Firm Foundations – Jill Randles

Published: Feb 15, 2016

Jill Randles

Assistant vice provost and assistant dean for undergraduate education Jill Randles manages the university’s programs to boost undergraduate student success – including an array of first-year programs that get new students off to a flying start.

What follows are edited excerpts from a recent UMBC Magazine interview with Randles.

Read our full story about how staff built UMBC’s infrastructure for student success.

On her early days at UMBC:

I started at UMBC in 1992, so I started the same year Freeman became president. He’s the only president I’ve known at UMBC… I came here thinking I would do a Ph.D., and become a licensed counselor – a practicing counselor. In the course of that time, I needed a job and I am still here.

The job was as an evening student services counselor, and if you think back to 1992, UMBC had Pine as our email, half of our information was not online, and we did have several programs that students could come pretty close to completing in the evening. My office was a little reconverted storage room right off the main registrar’s desk, which is still an office for someone over there.
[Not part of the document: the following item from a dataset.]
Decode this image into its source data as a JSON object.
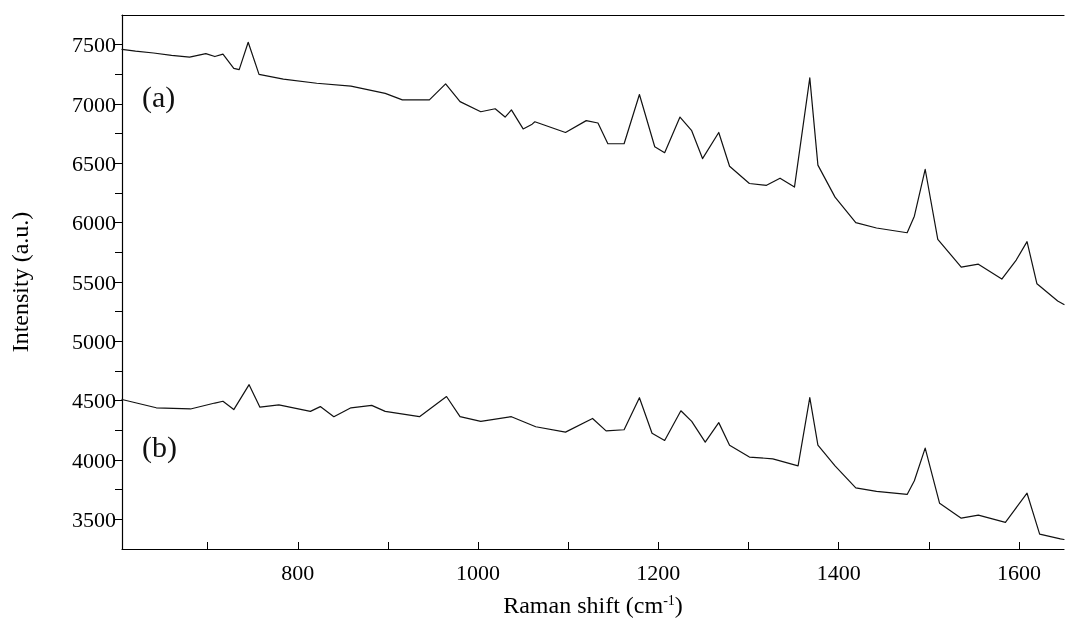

I was the advisor. I was the person who did student IDs and laminated them, I did everything for them. We were a one stop shop for anybody at night. It was a great job; I enjoyed working with that population. It was a lot of nontraditional students, and learned a lot about the campus. I had to know a lot about the campus. I was even the person who jump started cars in the winter.

There weren’t many things open at night then. There was no place to get a drink. There was no place to get food. Nothing. It was vending machines and whatever you brought with you.

What makes UMBC special:

I have had the privilege of doing things that, at other institutions, I would have never been considered for. Yes, there is a hierarchy that you must respect, and that’s true of any institution. But we’re not so ingrained in what we do at UMBC that we don’t integrate people into new places all along the way. It’s something I just don’t think institutions that are older and more traditional do.
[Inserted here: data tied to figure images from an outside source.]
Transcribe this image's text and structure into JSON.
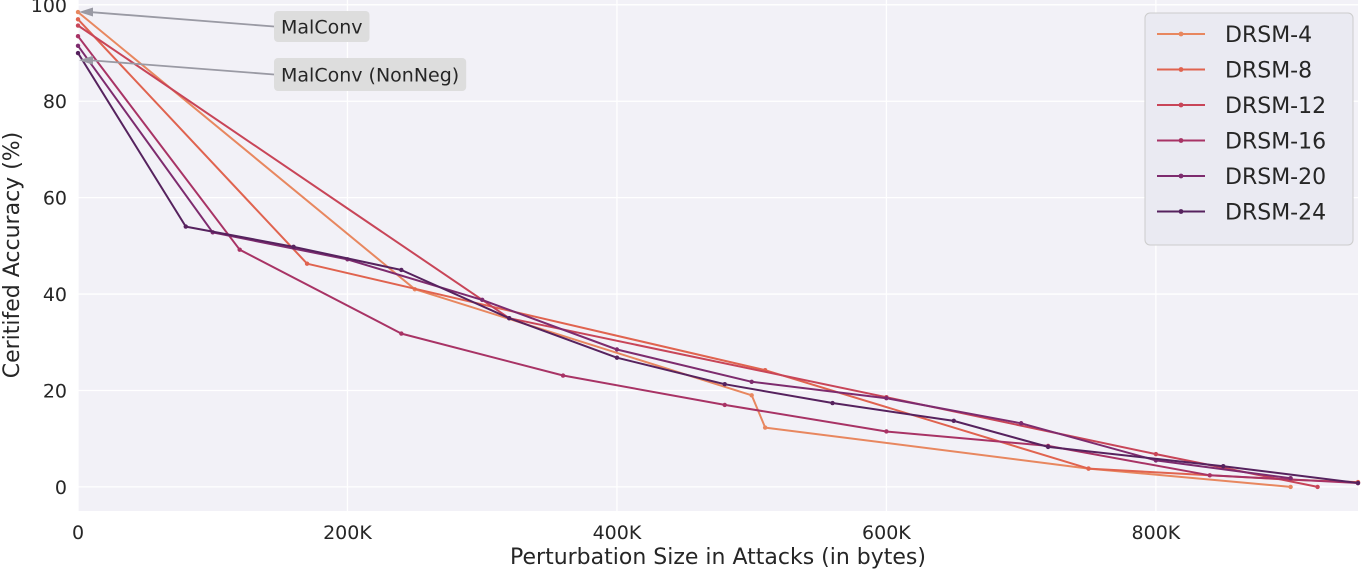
{
  "chart_data": {
    "type": "line",
    "xlabel": "Perturbation Size in Attacks (in bytes)",
    "ylabel": "Ceritifed Accuracy (%)",
    "xlim": [
      0,
      950000
    ],
    "ylim": [
      -5,
      101
    ],
    "xticks": [
      0,
      200000,
      400000,
      600000,
      800000
    ],
    "xtick_labels": [
      "0",
      "200K",
      "400K",
      "600K",
      "800K"
    ],
    "yticks": [
      0,
      20,
      40,
      60,
      80,
      100
    ],
    "ytick_labels": [
      "0",
      "20",
      "40",
      "60",
      "80",
      "100"
    ],
    "grid": true,
    "legend_position": "top-right",
    "series": [
      {
        "name": "DRSM-4",
        "color": "#e8875f",
        "x": [
          0,
          250000,
          500000,
          510000,
          750000,
          900000
        ],
        "y": [
          98.5,
          41,
          19,
          12.3,
          3.8,
          0
        ]
      },
      {
        "name": "DRSM-8",
        "color": "#e0634f",
        "x": [
          0,
          170000,
          510000,
          750000,
          900000,
          950000
        ],
        "y": [
          97,
          46.3,
          24.2,
          3.8,
          1.5,
          1
        ]
      },
      {
        "name": "DRSM-12",
        "color": "#c84558",
        "x": [
          0,
          320000,
          600000,
          800000,
          920000
        ],
        "y": [
          95.7,
          35,
          18.6,
          6.8,
          0
        ]
      },
      {
        "name": "DRSM-16",
        "color": "#a83365",
        "x": [
          0,
          120000,
          240000,
          360000,
          480000,
          600000,
          720000,
          840000,
          950000
        ],
        "y": [
          93.5,
          49.2,
          31.8,
          23.1,
          17,
          11.5,
          8.5,
          2.4,
          0.8
        ]
      },
      {
        "name": "DRSM-20",
        "color": "#7d2b6e",
        "x": [
          0,
          100000,
          200000,
          300000,
          400000,
          500000,
          600000,
          700000,
          800000,
          900000
        ],
        "y": [
          91.5,
          52.8,
          47.2,
          38.8,
          28.5,
          21.8,
          18.4,
          13.2,
          5.5,
          1.8
        ]
      },
      {
        "name": "DRSM-24",
        "color": "#56225e",
        "x": [
          0,
          80000,
          160000,
          240000,
          320000,
          400000,
          480000,
          560000,
          650000,
          720000,
          850000,
          950000
        ],
        "y": [
          90,
          54,
          49.8,
          45,
          35,
          26.8,
          21.3,
          17.4,
          13.7,
          8.3,
          4.3,
          0.8
        ]
      }
    ],
    "annotations": [
      {
        "text": "MalConv",
        "target_x": 0,
        "target_y": 98.5
      },
      {
        "text": "MalConv (NonNeg)",
        "target_x": 0,
        "target_y": 88.5
      }
    ]
  },
  "colors": {
    "plot_background": "#f2f1f7",
    "grid": "#ffffff",
    "legend_background": "#eaeaf2",
    "legend_border": "#cccccc",
    "annotation_box": "#dddddd",
    "annotation_arrow": "#9a9aa4"
  }
}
I do think UMBC is a community of care, and I don’t take that for granted. I think if we take it for granted, it can change.

We don’t always have a lot of funding for all of our good ideas. In my experience, UMBC has never seen a good idea it didn’t like, which is a plus and a negative. We are learning how to be more strategic about the things we think are good ideas to be funded and implemented, and I think that will serve us well. But I would not want this institution to be any less dynamic. I think that is what keeps it interesting and creative. But we have to be thoughtfully dynamic. For example, student success models. What are the things we really want to establish? How do we establish those, and then still manage experimental change, and stay a dynamic place?